Parameter | Values Tested | Optimal Value |
---|---|---|
Sigma | 0.015, 0.025, 0.05, 0.075, 0.1 (default), 0.15, 0.2 | 0.1 |
Convolution layer output depths | [27], [54], [108], [216], [27,27], [54,54], [216,216], [27,54], [54,108], [108, 108] (default), [108,216] | [108, 216] |
Fully connected layer output depths | [43], [25,43], [50,43], [150,43], [100, 43] (default), [200,43], [400,43], [200,100,43] | [ 50, 43 ] |
Convolution layer filter size | 3, 4, 5 (default), 6, 7, 8, 9 | 7 |
Learning rate | 0.00025, 0.0005, 0.00075, 0.001 (default) 0.002, 0.005, 0.0075, 0.01 | 0.0075 |
Batch size | 5, 10, 15, 25, 50, 100 (default), 200, 400 | 100 |
With the optimal parameter values, the CNN model produced the following result:
Accuracy | Value |
---|---|
Train | 1.000000000 |
Validation | 0.958730159 |
Test | 0.933174980 |
As I have already mentioned, the validation accuracy of this model is slightly less than that of the default model (0.96). It seems like multiple parameters must be tweaked simultaneously to find a truly best set of values.
The code for this step is contained in the 12th and 15th cells of the IPython notebook.
Using Google image search, I found the following seven images of German traffic signs.
I manually cropped a square (or near-square) area from each original image to extract an image of the sign. Each cropped image was later scaled to a 32-by-32 squre with code.
The code for this step is contained in the 27th code cell of the IPython notebook.
Here is the prediction result for each image
Image File | Class | Predicted Class | Predicted Correctly? |
---|---|---|---|
18_General_caution.jpg | 18 | 18 | Yes |
11_Right-of-way_at_the_next_intersection.jpg | 11 | 11 | Yes |
22_Bumpy_road.jpg | 22 | 22 | Yes |
12_Priority_road.jpg | 12 | 12 | Yes |
7_Speed_limit_100km | 7 | 7 | Yes |
25_Road_work.jpg | 25 | 20 (Dangerous curve to the right) | No |
17_No_entry.jpg | 17 | 17 | Yes |
The prediction accuracy is 0.857 (6 out of 7), which is consistent with the test accuracy (0.93) considering the small sample set.
The code for this step is contained in the 38th and 43rd code cells of the IPython notebook.
Here is the top 5 Softmax Probabilities for each image.
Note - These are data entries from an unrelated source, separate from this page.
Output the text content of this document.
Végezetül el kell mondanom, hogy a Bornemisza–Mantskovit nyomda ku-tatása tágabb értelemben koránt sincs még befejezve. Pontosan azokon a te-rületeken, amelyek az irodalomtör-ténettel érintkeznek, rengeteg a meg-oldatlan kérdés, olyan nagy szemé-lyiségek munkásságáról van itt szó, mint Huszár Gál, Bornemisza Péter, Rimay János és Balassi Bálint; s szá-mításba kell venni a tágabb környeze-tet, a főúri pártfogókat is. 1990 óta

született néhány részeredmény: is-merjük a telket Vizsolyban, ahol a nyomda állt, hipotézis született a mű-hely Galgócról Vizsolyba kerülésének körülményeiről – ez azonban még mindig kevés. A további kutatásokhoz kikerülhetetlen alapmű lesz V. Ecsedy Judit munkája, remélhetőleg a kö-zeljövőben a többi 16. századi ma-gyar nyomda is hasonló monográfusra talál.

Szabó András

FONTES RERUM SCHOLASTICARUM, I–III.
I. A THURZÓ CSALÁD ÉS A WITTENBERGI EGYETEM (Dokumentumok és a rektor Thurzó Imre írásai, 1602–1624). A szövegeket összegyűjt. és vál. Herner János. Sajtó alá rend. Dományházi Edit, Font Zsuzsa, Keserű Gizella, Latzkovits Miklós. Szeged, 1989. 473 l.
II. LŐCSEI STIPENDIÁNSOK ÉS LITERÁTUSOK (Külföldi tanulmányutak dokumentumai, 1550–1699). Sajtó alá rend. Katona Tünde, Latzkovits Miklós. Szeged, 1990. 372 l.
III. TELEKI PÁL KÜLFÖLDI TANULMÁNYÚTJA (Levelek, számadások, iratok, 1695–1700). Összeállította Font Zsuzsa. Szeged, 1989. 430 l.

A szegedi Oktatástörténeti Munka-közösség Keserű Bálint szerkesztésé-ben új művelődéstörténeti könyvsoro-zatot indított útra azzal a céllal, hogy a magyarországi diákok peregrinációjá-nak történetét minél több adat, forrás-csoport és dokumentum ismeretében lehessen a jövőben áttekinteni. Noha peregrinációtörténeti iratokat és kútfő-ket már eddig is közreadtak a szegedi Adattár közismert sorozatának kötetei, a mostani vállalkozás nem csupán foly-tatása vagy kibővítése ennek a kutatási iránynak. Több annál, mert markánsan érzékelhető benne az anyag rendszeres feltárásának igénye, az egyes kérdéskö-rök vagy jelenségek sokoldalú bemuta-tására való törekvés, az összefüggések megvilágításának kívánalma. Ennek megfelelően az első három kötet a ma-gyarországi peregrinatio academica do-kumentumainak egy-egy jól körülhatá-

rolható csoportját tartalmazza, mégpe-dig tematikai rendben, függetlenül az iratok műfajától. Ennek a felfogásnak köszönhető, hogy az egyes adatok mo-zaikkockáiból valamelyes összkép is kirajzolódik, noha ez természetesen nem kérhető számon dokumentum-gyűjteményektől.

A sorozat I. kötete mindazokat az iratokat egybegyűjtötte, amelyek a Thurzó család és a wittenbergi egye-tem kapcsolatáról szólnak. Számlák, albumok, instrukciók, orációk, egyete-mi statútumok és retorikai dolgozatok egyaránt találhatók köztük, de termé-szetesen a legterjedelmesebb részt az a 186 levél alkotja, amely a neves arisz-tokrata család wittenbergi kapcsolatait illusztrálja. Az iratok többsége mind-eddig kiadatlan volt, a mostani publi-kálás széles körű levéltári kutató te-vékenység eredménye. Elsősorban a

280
ID | Image File | Top 5 Softmax Probabilities |
---|---|---|
1 | 18_General_caution.jpg | 0.98923737, 0.0075170849, 0.0010561987, 0.00058837538, 0.00053443911 |
2 | 11_Right-of-way_at_the_next_intersection.jpg | 0.63091481, 0.29112715, 0.040192511, 0.0091596926, 0.0070408303 |
3 | 22_Bumpy_road.jpg | 0.609061, 0.09793289, 0.093238771, 0.038194761, 0.03717659 |
4 | 12_Priority_road.jpg | 0.81723338, 0.04249974, 0.028294267, 0.024100691, 0.017840534 |
5 | 7_Speed_limit_100km | 0.2193782, 0.18528348, 0.18423812, 0.14477143, 0.14436412 |
6 | 25_Road_work.jpg | 0.30021745, 0.20760967, 0.12932085, 0.10165406, 0.044161469 |
7 | 17_No_entry.jpg | 0.81507403, 0.056803644, 0.029988268, 0.018493807, 0.011494351 |
I have divided logits by 10 before calculating Softmax probabilities to avoid overflow.
From these probabilities, we can see the model is pretty confident about its predictions for Image 1, 2, 3, 4, 7 while it is not for Image 5 and 6.
The code for this step is contained in the 78th code cell of the IPython notebook.